其实,对于直方图来说,左侧堆积的越高,那么它的均值越小。

Your code should look similar to the code we used to make the plot the first time. It will not need to make use of the stat and fun.y parameters.

ggplot(aes(x = age, y = friend_count),
data = subset(pf, !is.na(gender))) +
geom_line(aes(color = gender), stat = ‘summary’, fun.y = median)
You could also use color = gender inside the aes() wrapper of ggplot().

6) Wide and Long Format

install.packages("tidyr")
library(tidyr)

spread(subset(pf.fc_by_age_gender, 
       select = c('gender', 'age', 'median_friend_count')), 
       gender, median_friend_count)

you will find the tidyr package easier to use than the reshape2 package. Both packages can get the job done.
An Introduction to reshape2 by Sean Anderson
Converting Between Long and Wide Format
Melt Data Frames

7) Reshaping Data

library(reshape2)

pf.fc_by_age_gender.wide <- dcast(pf.fc_by_age_gender,
                                  age ~ gender,
                                  value.var = 'median_friend_count')

这里写图片描述

8) Ratio Plot

The linetype parameter can take the values 0-6:
0 = blank, 1 = solid, 2 = dashed
3 = dotted, 4 = dotdash, 5 = longdash
6 = twodash

9) Third Quantitative Variable

# 提取变量,用户哪一年加入
pf$year_joined <- floor(2014 - pf$tenure / 365)

10) Cut a Variable

这里写图片描述

pf$year_joined.bucket <- cut(pf$year_joined, breaks = c(2004, 2009, 2011, 2012, 2014))

The Cut Function

11) Plotting It All Together

# 显示NA
table(pf$year_joined.bucket, usaNA = 'ifany')
# 按照 性别 进行分组,不同年龄对应的朋友中位数
ggplot(aes(x = gender, y = age),
       data = subset(pf, !is,na(gender))) +
  geom_line(aes(color = gender), stat = 'summary', fun.y = median)

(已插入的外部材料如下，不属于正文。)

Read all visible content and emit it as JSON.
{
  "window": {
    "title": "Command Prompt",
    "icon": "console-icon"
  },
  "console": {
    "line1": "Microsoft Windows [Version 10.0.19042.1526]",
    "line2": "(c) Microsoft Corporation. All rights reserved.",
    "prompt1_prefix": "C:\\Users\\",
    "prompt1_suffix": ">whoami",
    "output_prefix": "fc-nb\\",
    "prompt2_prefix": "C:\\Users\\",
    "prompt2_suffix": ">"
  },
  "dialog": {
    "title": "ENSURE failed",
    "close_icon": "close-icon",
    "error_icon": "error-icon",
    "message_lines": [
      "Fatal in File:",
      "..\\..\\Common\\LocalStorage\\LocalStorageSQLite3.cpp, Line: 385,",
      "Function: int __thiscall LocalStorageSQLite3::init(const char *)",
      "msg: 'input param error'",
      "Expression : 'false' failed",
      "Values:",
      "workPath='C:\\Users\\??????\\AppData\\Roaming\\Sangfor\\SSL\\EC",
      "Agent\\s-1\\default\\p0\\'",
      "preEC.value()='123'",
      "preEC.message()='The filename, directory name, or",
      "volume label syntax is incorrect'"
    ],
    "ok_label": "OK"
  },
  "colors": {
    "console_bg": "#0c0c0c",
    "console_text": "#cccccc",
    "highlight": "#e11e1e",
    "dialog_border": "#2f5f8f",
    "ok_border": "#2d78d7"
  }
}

# 按照 加入时间 进行分组,不同年龄对应的朋友中位数
ggplot(aes(x = age, y = friend_count),
       data = subset(pf, !is,na(year_joined.bucket))) +
  geom_line(aes(color = year_joined.bucket), stat = 'summary', fun.y = median)

这里写图片描述

12) Plot the Grand Mean

# 按照 加入时间 进行分组,不同年龄对应的朋友数均值,以及总的均值
ggplot(aes(x = age, y = friend_count),
       data = subset(pf, !is,na(year_joined.bucket))) +
  geom_line(aes(color = year_joined.bucket), stat = 'summary', fun.y = mean) +
  geom_line(stat = 'summary', fun.y = mean, linetype = 2)

这里写图片描述

13) Friending Rate

计算 friend-count 和 tenure 之间的比率,每一个用户都能产生这样一个比率,然后汇总一下结果。
看看:比率的中位数是多少?最大值是多少?

# 方法一
pf$fc_tenure_ration = pf$friend_count / pf$tenure
summary(pf$fc_tenure_ration)

# 方法二
with(subset(pf, tenure >= 1), summary(friend_count/tenure))

14) Friendships Initiated

friendship_initiated 由这名用户发起的好友请求

ggplot(aes(x = tenure, y = friendship_initiated/tenure),
       data = subset(pg, tenure >= 1) +
    geom_point(color = year_joined.bucket)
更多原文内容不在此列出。